Riddle-Walker says the way to treat such fears is to coach each patient toward confronting the symptoms the new fear raises. “If they were washing their hands, say, three times every hour, then we work on reducing the hand-washing,” she says.

Other times, when faced with something like swine flu, obsessive compulsives get mired in a thought pattern rather than a series of avoidances or rituals. For Bre, 18, it was the worry about swine flu that was hard for her to manage.

“[I have] mental-type rituals,” she says, at a table in an Escondido coffee shop. “A thought will pass in my head when I’m driving — like, I’m going to swerve off the road. That’ll happen to anyone, but with OCD, it gets stuck in your brain and you keep thinking about it over and over again. At the same time, you know it’s irrational, but the fear grips you.”

Bre, who is soft-spoken and dressed for the hot Escondido evening in jeans and a tank top, is a recent graduate from Valley Center High School. Soon she’ll be moving on to Palomar Community College and then to Azusa Pacific University, where she hopes to study teaching and photography.

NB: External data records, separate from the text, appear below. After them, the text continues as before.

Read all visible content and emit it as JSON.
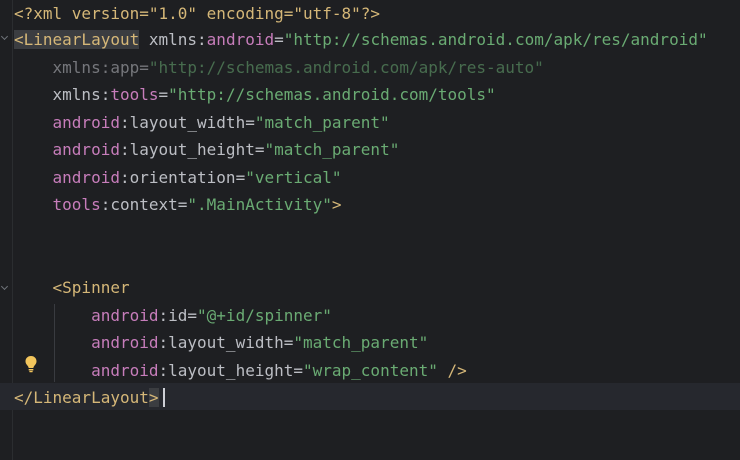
{
  "editor": {
    "lines": [
      {
        "parts": [
          {
            "c": "tag",
            "t": "<?xml version=\"1.0\" encoding=\"utf-8\"?>"
          }
        ]
      },
      {
        "parts": [
          {
            "c": "tag-hl",
            "t": "<LinearLayout"
          },
          {
            "c": "attr",
            "t": " xmlns:"
          },
          {
            "c": "ns",
            "t": "android"
          },
          {
            "c": "attr",
            "t": "="
          },
          {
            "c": "str",
            "t": "\"http://schemas.android.com/apk/res/android\""
          }
        ]
      },
      {
        "parts": [
          {
            "c": "attr dim",
            "t": "    xmlns:app="
          },
          {
            "c": "str dim",
            "t": "\"http://schemas.android.com/apk/res-auto\""
          }
        ]
      },
      {
        "parts": [
          {
            "c": "attr",
            "t": "    xmlns:"
          },
          {
            "c": "ns",
            "t": "tools"
          },
          {
            "c": "attr",
            "t": "="
          },
          {
            "c": "str",
            "t": "\"http://schemas.android.com/tools\""
          }
        ]
      },
      {
        "parts": [
          {
            "c": "ns",
            "t": "    android"
          },
          {
            "c": "attr",
            "t": ":layout_width="
          },
          {
            "c": "str",
            "t": "\"match_parent\""
          }
        ]
      },
      {
        "parts": [
          {
            "c": "ns",
            "t": "    android"
          },
          {
            "c": "attr",
            "t": ":layout_height="
          },
          {
            "c": "str",
            "t": "\"match_parent\""
          }
        ]
      },
      {
        "parts": [
          {
            "c": "ns",
            "t": "    android"
          },
          {
            "c": "attr",
            "t": ":orientation="
          },
          {
            "c": "str",
            "t": "\"vertical\""
          }
        ]
      },
      {
        "parts": [
          {
            "c": "ns",
            "t": "    tools"
          },
          {
            "c": "attr",
            "t": ":context="
          },
          {
            "c": "str",
            "t": "\".MainActivity\""
          },
          {
            "c": "tag",
            "t": ">"
          }
        ]
      },
      {
        "parts": []
      },
      {
        "parts": []
      },
      {
        "parts": [
          {
            "c": "tag",
            "t": "    <Spinner"
          }
        ]
      },
      {
        "parts": [
          {
            "c": "ns",
            "t": "        android"
          },
          {
            "c": "attr",
            "t": ":id="
          },
          {
            "c": "str",
            "t": "\"@+id/spinner\""
          }
        ]
      },
      {
        "parts": [
          {
            "c": "ns",
            "t": "        android"
          },
          {
            "c": "attr",
            "t": ":layout_width="
          },
          {
            "c": "str",
            "t": "\"match_parent\""
          }
        ]
      },
      {
        "parts": [
          {
            "c": "ns",
            "t": "        android"
          },
          {
            "c": "attr",
            "t": ":layout_height="
          },
          {
            "c": "str",
            "t": "\"wrap_content\""
          },
          {
            "c": "tag",
            "t": " />"
          }
        ]
      },
      {
        "parts": [
          {
            "c": "tag",
            "t": "</LinearLayout"
          },
          {
            "c": "tag-hl",
            "t": ">"
          }
        ]
      }
    ]
  },
  "icons": {
    "lightbulb": "lightbulb-icon",
    "fold": "fold-arrow-icon"
  },
  "colors": {
    "background": "#1e1f22",
    "tag": "#d5b778",
    "namespace": "#c77dbb",
    "string": "#6aab73",
    "text": "#bcbec4",
    "lightbulb": "#f2c55c"
  }
}
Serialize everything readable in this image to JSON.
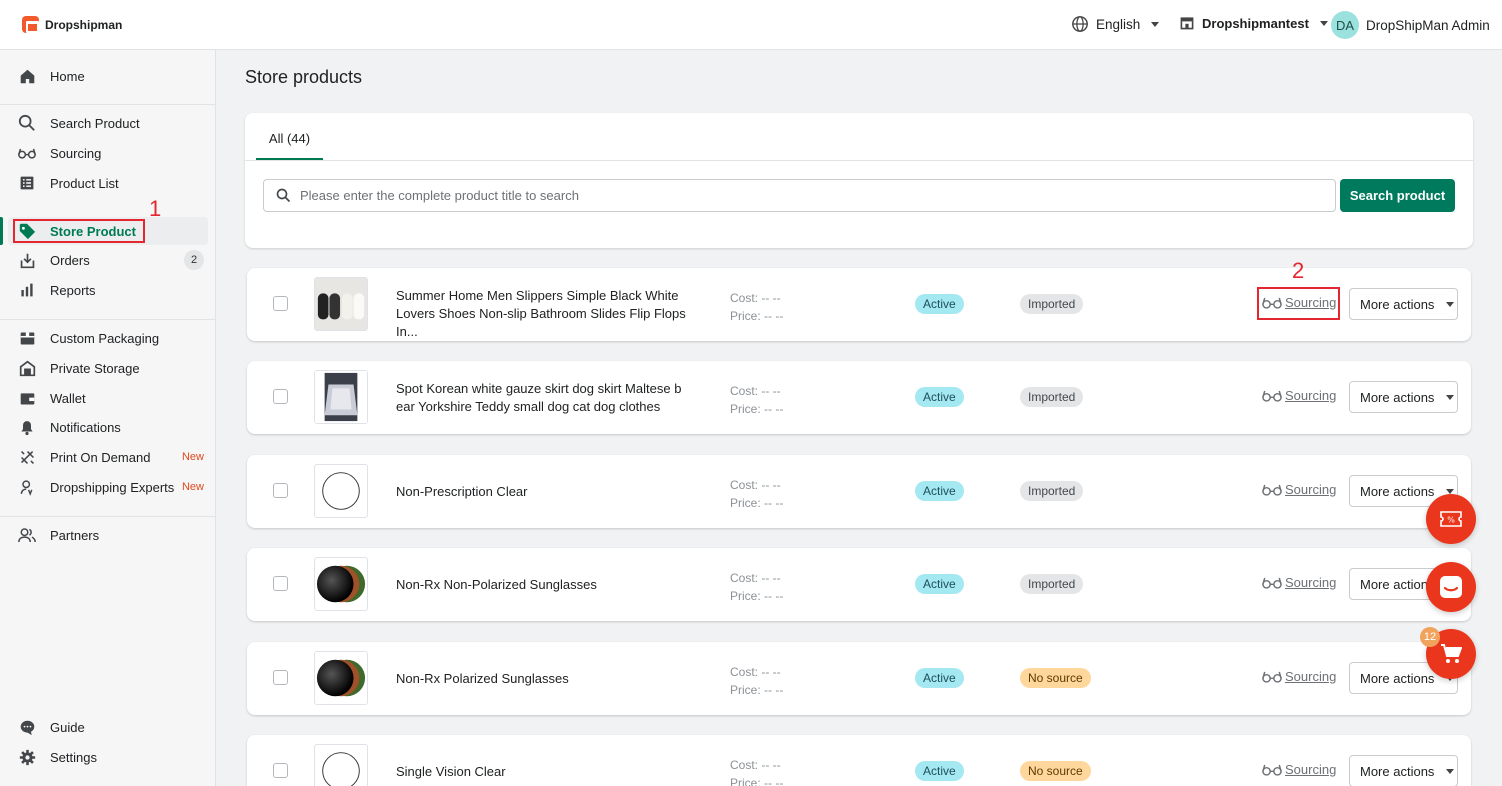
{
  "brand": {
    "name": "Dropshipman"
  },
  "header": {
    "language": "English",
    "store": "Dropshipmantest",
    "user_initials": "DA",
    "user_name": "DropShipMan Admin"
  },
  "sidebar": {
    "items": [
      {
        "label": "Home",
        "icon": "home-icon"
      },
      {
        "label": "Search Product",
        "icon": "search-icon"
      },
      {
        "label": "Sourcing",
        "icon": "glasses-icon"
      },
      {
        "label": "Product List",
        "icon": "list-icon"
      },
      {
        "label": "Store Product",
        "icon": "tag-icon",
        "active": true
      },
      {
        "label": "Orders",
        "icon": "orders-icon",
        "badge": "2"
      },
      {
        "label": "Reports",
        "icon": "reports-icon"
      },
      {
        "label": "Custom Packaging",
        "icon": "packaging-icon"
      },
      {
        "label": "Private Storage",
        "icon": "storage-icon"
      },
      {
        "label": "Wallet",
        "icon": "wallet-icon"
      },
      {
        "label": "Notifications",
        "icon": "bell-icon"
      },
      {
        "label": "Print On Demand",
        "icon": "print-icon",
        "tag": "New"
      },
      {
        "label": "Dropshipping Experts",
        "icon": "expert-icon",
        "tag": "New"
      },
      {
        "label": "Partners",
        "icon": "partners-icon"
      },
      {
        "label": "Guide",
        "icon": "guide-icon"
      },
      {
        "label": "Settings",
        "icon": "gear-icon"
      }
    ]
  },
  "annotations": {
    "one": "1",
    "two": "2"
  },
  "main": {
    "page_title": "Store products",
    "tab_all": "All (44)",
    "search_placeholder": "Please enter the complete product title to search",
    "search_button": "Search product"
  },
  "products": [
    {
      "title": "Summer Home Men Slippers Simple Black White Lovers Shoes Non-slip Bathroom Slides Flip Flops In...",
      "cost": "Cost: -- --",
      "price": "Price: -- --",
      "status": "Active",
      "source": "Imported",
      "sourcing": "Sourcing",
      "more": "More actions"
    },
    {
      "title": "Spot Korean white gauze skirt dog skirt Maltese bear Yorkshire Teddy small dog cat dog clothes",
      "cost": "Cost: -- --",
      "price": "Price: -- --",
      "status": "Active",
      "source": "Imported",
      "sourcing": "Sourcing",
      "more": "More actions"
    },
    {
      "title": "Non-Prescription Clear",
      "cost": "Cost: -- --",
      "price": "Price: -- --",
      "status": "Active",
      "source": "Imported",
      "sourcing": "Sourcing",
      "more": "More actions"
    },
    {
      "title": "Non-Rx Non-Polarized Sunglasses",
      "cost": "Cost: -- --",
      "price": "Price: -- --",
      "status": "Active",
      "source": "Imported",
      "sourcing": "Sourcing",
      "more": "More actions"
    },
    {
      "title": "Non-Rx Polarized Sunglasses",
      "cost": "Cost: -- --",
      "price": "Price: -- --",
      "status": "Active",
      "source": "No source",
      "sourcing": "Sourcing",
      "more": "More actions"
    },
    {
      "title": "Single Vision Clear",
      "cost": "Cost: -- --",
      "price": "Price: -- --",
      "status": "Active",
      "source": "No source",
      "sourcing": "Sourcing",
      "more": "More actions"
    }
  ],
  "floating": {
    "cart_count": "12"
  },
  "colors": {
    "accent": "#007a5c",
    "brand": "#f25a2b",
    "annotation": "#e3262f",
    "fab": "#e9361c"
  }
}
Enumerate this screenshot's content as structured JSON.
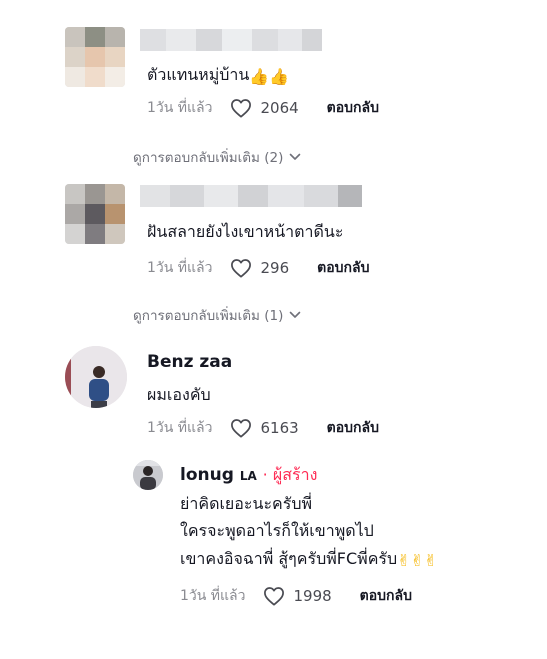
{
  "comments": [
    {
      "text": "ตัวแทนหมู่บ้าน",
      "emoji": "👍👍",
      "time": "1วัน ที่แล้ว",
      "likes": "2064",
      "reply_label": "ตอบกลับ",
      "view_more": "ดูการตอบกลับเพิ่มเติม (2)"
    },
    {
      "text": "ฝันสลายยังไงเขาหน้าตาดีนะ",
      "time": "1วัน ที่แล้ว",
      "likes": "296",
      "reply_label": "ตอบกลับ",
      "view_more": "ดูการตอบกลับเพิ่มเติม (1)"
    },
    {
      "username": "Benz zaa",
      "text": "ผมเองคับ",
      "time": "1วัน ที่แล้ว",
      "likes": "6163",
      "reply_label": "ตอบกลับ"
    }
  ],
  "reply": {
    "username": "lonug",
    "tag": "LA",
    "creator_label": "· ผู้สร้าง",
    "lines": [
      "ย่าคิดเยอะนะครับพี่",
      "ใครจะพูดอาไรก็ให้เขาพูดไป",
      "เขาคงอิจฉาพี่ สู้ๆครับพี่FCพี่ครับ"
    ],
    "emoji": "✌✌✌",
    "time": "1วัน ที่แล้ว",
    "likes": "1998",
    "reply_label": "ตอบกลับ"
  },
  "colors": {
    "text": "#161823",
    "muted": "#8a8b91",
    "creator": "#fe2c55",
    "emoji": "#f5b400"
  },
  "icons": {
    "like": "heart-outline-icon",
    "expand": "chevron-down-icon"
  }
}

Bre was diagnosed with OCD at age 12, when she was in the seventh grade. “I was having thoughts of wanting to kill myself even though I didn’t [want to], because I’m a very happy person,” she recalls. “I thought, Why am I thinking this? I love my life. What’s going on? It scared me. I thought, Do I really want to do it? even though I knew I didn’t. I told my mom, ‘I don’t want to! I don’t know what’s wrong with me!’”

Bre, like Dina, was diagnosed by a doctor after going to her parents with her concerns and began therapy with Riddle-Walker shortly thereafter. She also began taking a selective serotonin reuptake inhibitor and the anti-anxiety drug Buspar to augment the counseling. Six years later, she has completed therapy and only sees a specialist at the University of California San Diego’s psychiatric department for routine medication adjustments. Though she is doing well, Bre acknowledges that the disorder never fully ceases to be a part of a sufferer’s life. The swine-flu outbreak, she says, was something that piqued her anxiety, if only for a brief period. “I’m more worried about infecting other people, if I’m sick,” she says. “It’s like I have an over-responsibility for other people’s feelings. I was kind of worried, being at school. [I thought,] Am I going to get it? Am I going to die? Do I need to be washing my hands more? The way people who didn’t have OCD were reacting to it and freaking out about it [made me think], Well, should I worry about this? I’m usually the one who’s worried!”

Bre and Dina both say that their worries surrounding swine flu have abated. Dina reports that speaking with Riddle-Walker on the phone between scheduled meetings calmed her anxiety greatly. “I couldn’t wait,” she says, “I had to tell her about swine flu, so I called her and she told me to just not listen to OCD when it told me to do something. She said it was like a baby that cries or makes noise; you have to ignore it for it to go away, but if you listen to it, it will stay there.”

Bre says that reminding herself that her fear is based in a disorder has helped keep her fear at bay, though there have been instances when the worries resurfaced. “My AP biology teacher played this mockumentary about smallpox from 2002 about biological weapons,” she says. “They made it seem real. Everyone was getting it and there weren’t enough vaccines and everyone was dying and they said, ‘It’s a pandemic!’ That kind of didn’t help.”